The other day, my wife and I were reading summaries of movies as we selected one to watch. We passed on a thriller where one critic said it was the most disturbing movie he ever watched. Ironically, we selected a Sundance award winning movie that was powerful, but may have been the most disturbing movie we ever watched. It is called “Compliance.”
NOTE: A small spoiler alert is needed, but I only touched on it a little more than the summary does for the movie.
The movie is based on a true story that happened in a Kentucky fast food restaurant in 2004. Sadly, it has happened in quite a few other places. In essence, a young female cashier was picked out to be accused on the phone by a man pretending to be a police officer. I am not giving too much away, as you learn shortly therein what you already have figured out.
The man uses the name of a regional manager who he says is on the other line to enlist the help of the female store manager. He says a female customer has accused the cashier of stealing from her purse and they have surveillance footage. Since the police is too busy, he enlists the manager to do a strip search to save the accused the trouble of coming down and being booked. The ruse gets much uglier for this gullible young woman and her naive boss. I will spare the details, but their compliance with the requests of this beyond-creepy man is very disturbing.
The red flags are many throughout the call, but they are missed by the accused, the manager, and the manager’s fiancé who she enlists to help as the store is busy. If you watch this movie, you will be talking at the TV pleading with someone to think about what is happening. And, sadly it is based on a true story which happened over seventy times elsewhere.

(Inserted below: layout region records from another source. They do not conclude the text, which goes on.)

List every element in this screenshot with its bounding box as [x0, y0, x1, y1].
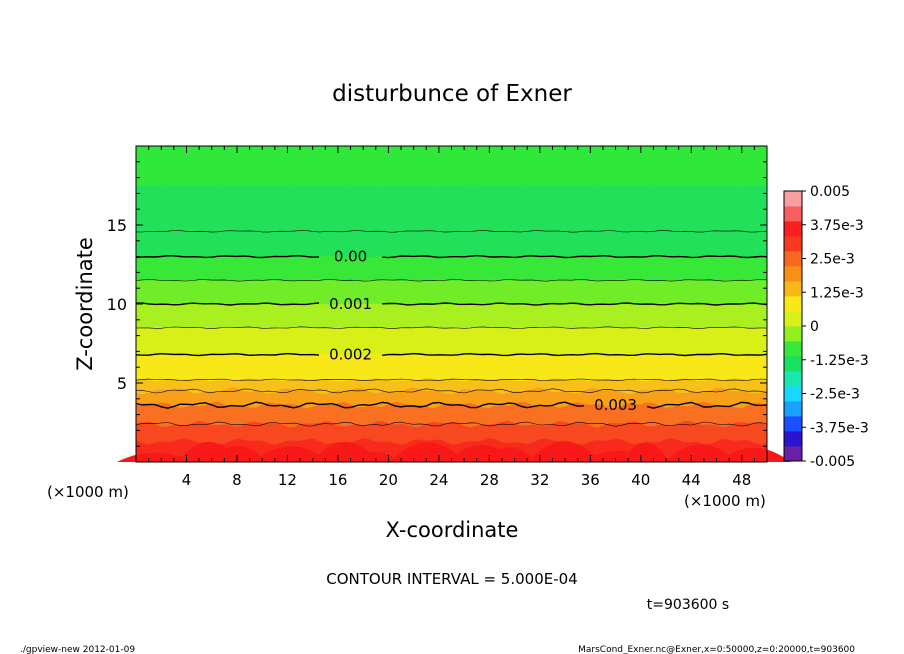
contour-label: 0.003 — [594, 396, 637, 414]
z-axis-ticks: 5 10 15 — [107, 161, 767, 447]
colorbar-segment — [784, 266, 802, 282]
contour-label: 0.002 — [329, 346, 372, 364]
contour-line-major — [135, 302, 320, 306]
colorbar-label: -2.5e-3 — [810, 387, 860, 403]
z-tick-label: 15 — [107, 216, 127, 235]
colorbar-segment — [784, 401, 802, 417]
colorbar-label: -1.25e-3 — [810, 353, 869, 369]
z-tick-label: 10 — [107, 295, 127, 314]
contour-line-minor — [135, 279, 768, 282]
colorbar-label: 3.75e-3 — [810, 218, 864, 234]
contour-line-major — [382, 254, 768, 259]
x-tick-label: 32 — [530, 471, 549, 489]
colorbar-label: 0.005 — [810, 184, 850, 200]
colorbar-label: 0 — [810, 319, 819, 335]
colorbar-segment — [784, 311, 802, 327]
x-tick-label: 40 — [631, 471, 650, 489]
colorbar-segment — [784, 446, 802, 462]
x-axis-label: X-coordinate — [386, 518, 519, 542]
colorbar-labels: 0.005 3.75e-3 2.5e-3 1.25e-3 0 -1.25e-3 -2.5e-… — [802, 184, 869, 470]
contour-label: 0.001 — [329, 295, 372, 313]
surface-blob — [621, 442, 670, 462]
colorbar-segment — [784, 206, 802, 222]
colorbar-segment — [784, 386, 802, 402]
colorbar — [783, 190, 803, 462]
x-tick-label: 28 — [480, 471, 499, 489]
contour-line-major — [382, 302, 768, 306]
colorbar-segment — [784, 281, 802, 297]
colorbar-label: 2.5e-3 — [810, 252, 855, 268]
y-axis-label: Z-coordinate — [73, 237, 97, 371]
x-tick-label: 44 — [682, 471, 701, 489]
x-tick-label: 12 — [278, 471, 297, 489]
colorbar-segment — [784, 251, 802, 267]
contour-line-minor — [135, 326, 768, 329]
colorbar-label: -0.005 — [810, 454, 855, 470]
chart-title: disturbunce of Exner — [332, 81, 572, 107]
x-tick-label: 8 — [232, 471, 242, 489]
time-text: t=903600 s — [647, 597, 729, 613]
surface-blob — [664, 444, 737, 462]
surface-blob — [483, 447, 536, 462]
colorbar-segment — [784, 296, 802, 312]
contour-line-major — [135, 401, 585, 409]
colorbar-segment — [784, 416, 802, 432]
x-tick-label: 24 — [429, 471, 448, 489]
colorbar-segment — [784, 356, 802, 372]
colorbar-label: 1.25e-3 — [810, 285, 864, 301]
surface-blob — [717, 447, 791, 462]
contour-label: 0.00 — [334, 248, 367, 266]
contour-line-major — [646, 401, 768, 409]
z-tick-label: 5 — [117, 374, 127, 393]
x-tick-label: 36 — [581, 471, 600, 489]
x-axis-unit-right: (×1000 m) — [684, 492, 766, 510]
x-tick-label: 4 — [182, 471, 192, 489]
contour-line-major — [135, 254, 320, 259]
x-axis-unit-left: (×1000 m) — [47, 483, 129, 501]
colorbar-segment — [784, 326, 802, 342]
x-tick-label: 48 — [732, 471, 751, 489]
surface-blob — [527, 441, 602, 462]
surface-blob — [390, 442, 466, 462]
surface-blob — [207, 445, 267, 462]
colorbar-segment — [784, 236, 802, 252]
footer-left: ./gpview-new 2012-01-09 — [20, 645, 135, 654]
colorbar-label: -3.75e-3 — [810, 420, 869, 436]
contour-line-minor — [135, 230, 768, 233]
contour-labels: 0.00 0.001 0.002 0.003 — [329, 248, 637, 415]
footer-right: MarsCond_Exner.nc@Exner,x=0:50000,z=0:20… — [578, 645, 855, 654]
contour-line-major — [382, 352, 768, 357]
surface-blob — [253, 446, 330, 462]
contour-line-major — [135, 352, 320, 357]
colorbar-segment — [784, 191, 802, 207]
contour-interval-text: CONTOUR INTERVAL = 5.000E-04 — [326, 570, 577, 588]
contour-field — [116, 146, 791, 462]
x-tick-label: 20 — [379, 471, 398, 489]
colorbar-segment — [784, 221, 802, 237]
colorbar-segment — [784, 371, 802, 387]
x-tick-label: 16 — [328, 471, 347, 489]
contour-lines — [135, 230, 768, 427]
contour-line-minor — [135, 421, 768, 427]
surface-blob — [345, 451, 402, 462]
contour-line-minor — [135, 388, 768, 394]
colorbar-segment — [784, 431, 802, 447]
colorbar-segment — [784, 341, 802, 357]
contour-line-minor — [135, 378, 768, 382]
x-axis-ticks: 4 8 12 16 20 24 28 32 36 40 44 48 — [148, 146, 768, 489]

The movie is meant to be disturbing. The director is Craig Zobel and it stars Dreama Walker as the young woman, Ann Dowd as the store manager, Pat Healy as the pretend cop, Bill Camp as Dowd’s boyfriend, Ashlie Atkinson and Philip Ettinger as co-workers and Stephen Payne as the maintenance worker who plays a pivotal role. The lessons in the movie are many, which is its intent, so if you do watch it, be forewarned that you will be perturbed.